Einsatz im Flammeninferno
Brennende Fahrzeuge, aufgetürmter Fahrzeugschrott und Rauchschwaden. Wohl nirgends lassen sich Unfallszenarien so realistisch darstellen wie in Bonnland, dem Übungsdorf der Bundeswehr auf dem Truppenübungsplatz in Hammelburg. Wo unter der Woche Soldaten für den Häuserkampf trainieren, übten am Wochenende die Feuerwehren aus dem Kreis Aschaffenburg, wie man Leben rettet.
Begonnen hat dieser Megaeinsatz mit einem »Verkehrsunfall« an der Ecke Schloss- und Hauptstraße in Bonnland. Zwei Autos waren zusammengestoßen, eines davon fing Feuer. Mehrere Personen waren in den Fahrzeugen eingeklemmt. Ein Fahrzeuganhänger hatte sich beim Aufprall losgerissen und war die Schlossstraße hinunter gerollt. In diesem Anhänger befanden sich mehrere, ungesicherte Gasflaschen. Ausströmendes Gas entzündet sich wie in einer Kettenreaktion, setzt Haus 25 in Brand, einzelne Flaschen explodieren sogar.
16 Verletzte, drei Tote
Menschen schreien um Hilfe, stürzen teilweise schwer verletzt auf die Straße. Eine Frau droht mit ihrem Kind auf dem Arm im Haus 27 aus einem Fenster zu springen, die Wohnung dahinter steht in Flammen. Gleichzeitig beginnt das Feuer auf weitere Häuser überzugreifen. Die Bilanz am Ende: 16 Personen wurden aus Fahrzeugen und Häusern gerettet und erstversorgt. Für drei weitere Personen kam jede Hilfe zu spät.
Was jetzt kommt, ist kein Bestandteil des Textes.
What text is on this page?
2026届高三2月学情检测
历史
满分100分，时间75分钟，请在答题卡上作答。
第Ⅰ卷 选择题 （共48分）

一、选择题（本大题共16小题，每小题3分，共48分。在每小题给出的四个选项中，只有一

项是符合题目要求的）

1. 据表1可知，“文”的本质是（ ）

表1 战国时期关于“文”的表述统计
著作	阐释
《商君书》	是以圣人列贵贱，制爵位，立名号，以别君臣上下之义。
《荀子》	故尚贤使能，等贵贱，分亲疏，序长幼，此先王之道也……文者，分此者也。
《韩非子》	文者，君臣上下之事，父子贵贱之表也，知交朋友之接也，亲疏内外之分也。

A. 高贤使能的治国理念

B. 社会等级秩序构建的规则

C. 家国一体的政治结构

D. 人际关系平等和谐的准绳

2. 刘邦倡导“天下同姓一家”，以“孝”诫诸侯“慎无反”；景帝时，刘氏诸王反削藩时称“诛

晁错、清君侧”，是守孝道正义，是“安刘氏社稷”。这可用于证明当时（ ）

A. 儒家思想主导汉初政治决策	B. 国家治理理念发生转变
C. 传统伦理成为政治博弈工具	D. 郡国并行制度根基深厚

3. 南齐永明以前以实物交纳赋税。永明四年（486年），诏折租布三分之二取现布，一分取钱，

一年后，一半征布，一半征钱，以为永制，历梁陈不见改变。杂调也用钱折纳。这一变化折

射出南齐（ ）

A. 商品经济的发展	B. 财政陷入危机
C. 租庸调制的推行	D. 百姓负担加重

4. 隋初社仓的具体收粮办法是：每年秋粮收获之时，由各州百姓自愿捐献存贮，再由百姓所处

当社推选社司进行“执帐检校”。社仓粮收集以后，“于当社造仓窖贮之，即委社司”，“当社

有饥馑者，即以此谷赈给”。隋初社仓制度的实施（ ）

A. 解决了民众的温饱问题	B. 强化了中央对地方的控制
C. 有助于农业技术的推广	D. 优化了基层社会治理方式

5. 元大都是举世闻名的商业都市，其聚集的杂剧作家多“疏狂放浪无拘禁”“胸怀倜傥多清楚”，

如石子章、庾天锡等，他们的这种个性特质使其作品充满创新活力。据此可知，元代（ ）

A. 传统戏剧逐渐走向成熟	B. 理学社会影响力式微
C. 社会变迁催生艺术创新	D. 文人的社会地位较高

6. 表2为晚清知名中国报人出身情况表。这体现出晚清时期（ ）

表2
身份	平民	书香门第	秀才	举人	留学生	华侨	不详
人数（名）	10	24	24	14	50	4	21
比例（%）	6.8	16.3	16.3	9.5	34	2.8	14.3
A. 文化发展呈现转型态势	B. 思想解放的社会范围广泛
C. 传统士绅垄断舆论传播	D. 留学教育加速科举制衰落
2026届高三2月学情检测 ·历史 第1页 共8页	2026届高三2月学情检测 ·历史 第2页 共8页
Im Eingang genanntes Szenario fand gleich zweimal statt. Am Samstag und Sonntag machte sich je eine Feuerwehrbereitschaft aus dem Landkreis Aschaffenburg auf in Richtung Hammelburg, um dieser Lage her zu werden. Somit waren pro Tag 85 Einsatzkräfte mit jeweils 16 Fahrzeugen, aufgeteilt in drei Züge und einer Führung- und Versorgungsgruppe unterwegs.
Übung beginnt bereits in Hösbach
ie Übung begann schon in Hösbach mit dem Zusammenstellen eines Marschverbandes. Dieser wurde dann durch eine Lotsen- und Erkundungsgruppe - weitere 30 Personen mit acht Fahrzeugen - nach Hammelburg geführt. Dort angekommen folgte eine kurze Erholungspause für Mannschaft und Gerät. Pünktlich um 10 Uhr startete dann die Übung.
Dass ein solches Szenario nur schwer beherrschbar ist, mussten die Einsatzkräfte sehr schnell feststellen. Erschwerend kam noch hinzu, dass die Wasserversorgung durch Hydranten, in Bonnland nicht ausreichend ist. So stand für diese Übung kein einziger Hydrant zur Verfügung. Das Wasser musste über 1100 Meter aus einem Weiher herangebracht werden. Es wurde in Einsatzverlauf zwar ein kleiner Bach im Ort gestaut und dort Wasser entnommen, dies reichte allerdings bei weitem nicht aus.
Kreisbrandrat Karl-Heinz Ostheimer zeigte sich mit dem Übungsverlauf an beiden Tagen zufrieden. Kleinere Mängel gilt es nun im Nachgang abzustellen. Eine solche Lage, wie sie hier vorgefunden wurde, ist aber nicht alltäglich. Hier gilt es Prioritäten zu setzten und mit den vorhandenen Mitteln auszukommen. Eine klassische »Mangelverwaltung«.
Im Ernstfall hätten in kürzester Zeit bei einem solchen Ereignis weitere Kräfte aus dem gesamten Landkreis zur Verfügung gestanden, versicherte Ostheimer. Ebenfalls wäre der Rettungsdienst, der an der Übung nur mit einem Rettungswagen teilgenommen hat, wesentlich stärker vertreten. Jedoch war auch die qualifizierte Erstversorgung der Verletzten durch Feuerwehrkräfte ein Bestandteil dieser Übung.
50 Personen zur Vorbereitung
Um die Übung vorzubereiten, waren weitere 50 Personen, teilweise schon ab Freitag, im Einsatz. Zur Übungsdarstellung und Vorbereitung, als »Verletzte« und Schminkteam, zur Versorgung mit Speisen und Getränken, zum Aufbau einer Einsatzleitung, als Schiedsrichter und Beobachter sowie zur Pyrotechnischen Schadensdarstellung.
Dieses Mammutunternehmen dient der Sicherheit der Bürger im Landkreis. Nur durch solche realitätsnahe Übungen, die physisch und psychisch allen Beteiligten das Äußerste abverlangen, kann jeder aus seinen Fehlern lernen. Wegen der hohen Kosten und aus Organisationsgründen können sie aber nur sehr selten stattfinden.